In short, Satan corrupts and destroys humanity in order to wage a war against God. This gives us a very interesting idea. For the angels and their king to stand aside and watch the perversion of our world into a world of death and betrayal, they must suffer the grief of a man tied to a chair and forced to watch while hostile soldiers rape and kill his wife. This offers us a different kind of take on the idea of divine suffering.
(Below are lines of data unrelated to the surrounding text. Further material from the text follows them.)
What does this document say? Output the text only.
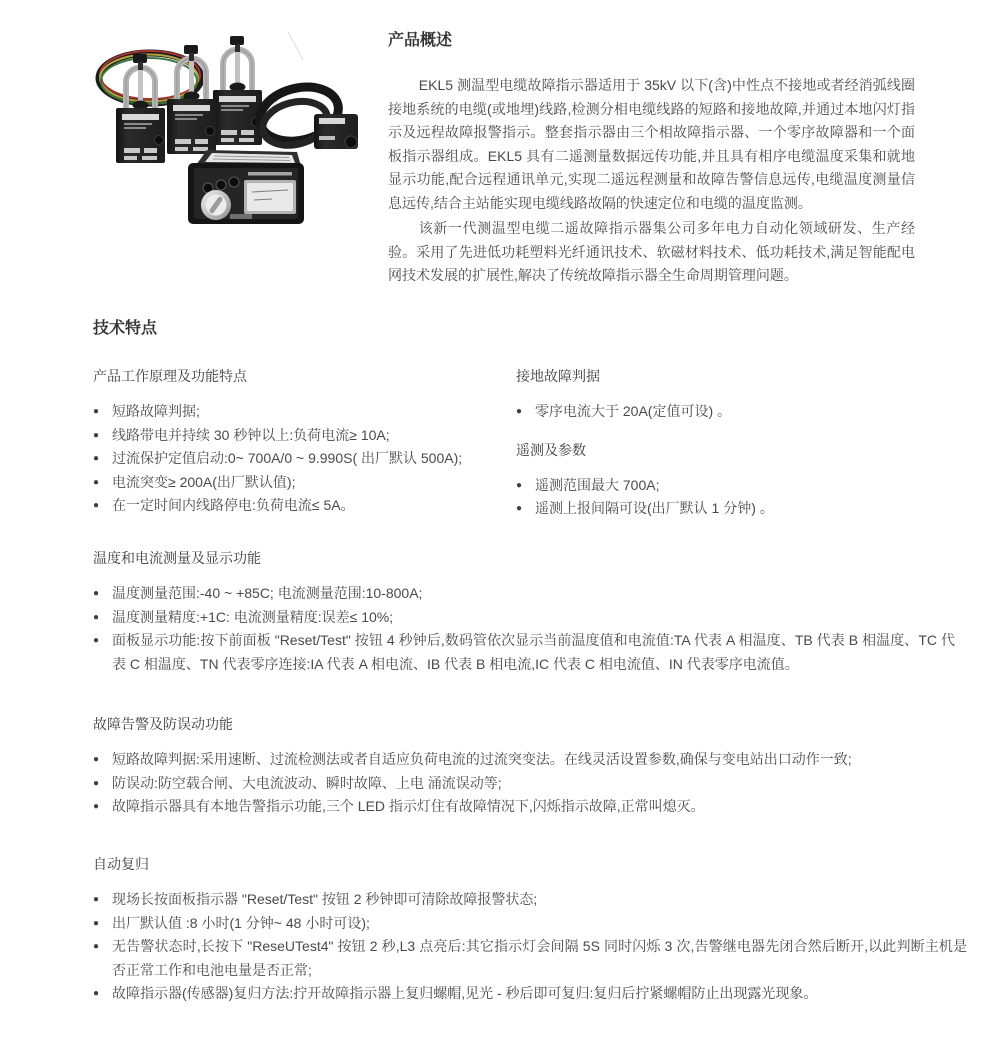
产品概述

EKL5 测温型电缆故障指示器适用于 35kV 以下(含)中性点不接地或者经消弧线圈接地系统的电缆(或地埋)线路,检测分相电缆线路的短路和接地故障,并通过本地闪灯指示及远程故障报警指示。整套指示器由三个相故障指示器、一个零序故障器和一个面板指示器组成。EKL5 具有二遥测量数据远传功能,并且具有相序电缆温度采集和就地显示功能,配合远程通讯单元,实现二遥远程测量和故障告警信息远传,电缆温度测量信息远传,结合主站能实现电缆线路故隔的快速定位和电缆的温度监测。

该新一代测温型电缆二遥故障指示器集公司多年电力自动化领域研发、生产经验。采用了先进低功耗塑料光纤通讯技术、软磁材料技术、低功耗技术,满足智能配电网技术发展的扩展性,解决了传统故障指示器全生命周期管理问题。

技术特点
产品工作原理及功能特点
● 短路故障判据;
● 线路带电并持续 30 秒钟以上:负荷电流≥ 10A;
● 过流保护定值启动:0~ 700A/0 ~ 9.990S( 出厂默认 500A);
● 电流突变≥ 200A(出厂默认值);
● 在一定时间内线路停电:负荷电流≤ 5A。
接地故障判据
● 零序电流大于 20A(定值可设) 。
遥测及参数
● 遥测范围最大 700A;
● 遥测上报间隔可设(出厂默认 1 分钟) 。
温度和电流测量及显示功能
● 温度测量范围:-40 ~ +85C; 电流测量范围:10-800A;
● 温度测量精度:+1C: 电流测量精度:误差≤ 10%;
● 面板显示功能:按下前面板 "Reset/Test" 按钮 4 秒钟后,数码管依次显示当前温度值和电流值:TA 代表 A 相温度、TB 代表 B 相温度、TC 代表 C 相温度、TN 代表零序连接:IA 代表 A 相电流、IB 代表 B 相电流,IC 代表 C 相电流值、IN 代表零序电流值。
故障告警及防误动功能
● 短路故障判据:采用速断、过流检测法或者自适应负荷电流的过流突变法。在线灵活设置参数,确保与变电站出口动作一致;
● 防误动:防空载合闸、大电流波动、瞬时故障、上电 涌流误动等;
● 故障指示器具有本地告警指示功能,三个 LED 指示灯住有故障情况下,闪烁指示故障,正常叫熄灭。
自动复归
● 现场长按面板指示器 "Reset/Test" 按钮 2 秒钟即可清除故障报警状态;
● 出厂默认值 :8 小时(1 分钟~ 48 小时可设);
● 无告警状态时,长按下 "ReseUTest4" 按钮 2 秒,L3 点亮后:其它指示灯会间隔 5S 同时闪烁 3 次,告警继电器先闭合然后断开,以此判断主机是否正常工作和电池电量是否正常;
● 故障指示器(传感器)复归方法:拧开故障指示器上复归螺帽,见光 - 秒后即可复归:复归后拧紧螺帽防止出现露光现象。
Not much has been spoken of here about the idea of divine vengeance. Divine judgment has only been mentioned fleetingly. Not much will be said about it here. It is a very difficult and uncomfortable topic for many. Suffice it to say, over decades of interacting with religious people of various forms of spirituality, I hear constant complaints about our personal suffering, and I hear regularly the laments of suffering for other human victims. There is absolutely nothing wrong with this form of lament. It is actually the lament of the divine within the hearts of the godly for the suffering of themselves and of their fellow man. But I rarely, and I mean very rarely, hear anyone lamenting about the poor angels and their king who endure watching our slaying of each other from the beginning of this world to the end. That is, not many people ask themselves how God feels about all of this. Those that do often imagine an angry and vengeful God who will do terrible things to imperfect people like you and me. However, very, very few people think of God as an infinitely compassionate being forced to give evil its day and watch his children slaughtering each other…until the time comes when God can correct things.
On a final note about that, just understand that the world’s major religions are quite logical in stating that there will one day come a reckoning, and this reckoning will come with such power as to make a fully unfettered kryptonian fist look like a kiss from a butterfly. With this we need not be afraid, because it is we who will be avenged. The meek shall inherit the earth. Satan and his demons will be taken out of the equation. Evil will be vanquished.
We see throughout the later scenes from Man of Steel that Superman goes from being the hunted to being the hunter. He defeats the entire company of rogue kryptonians. This is not a thing to fear or avoid. It is an occasion of joy and relief for the audience. Likewise, the final vanquishing of evil by the divine forces should be a source of relief and joy for us as well.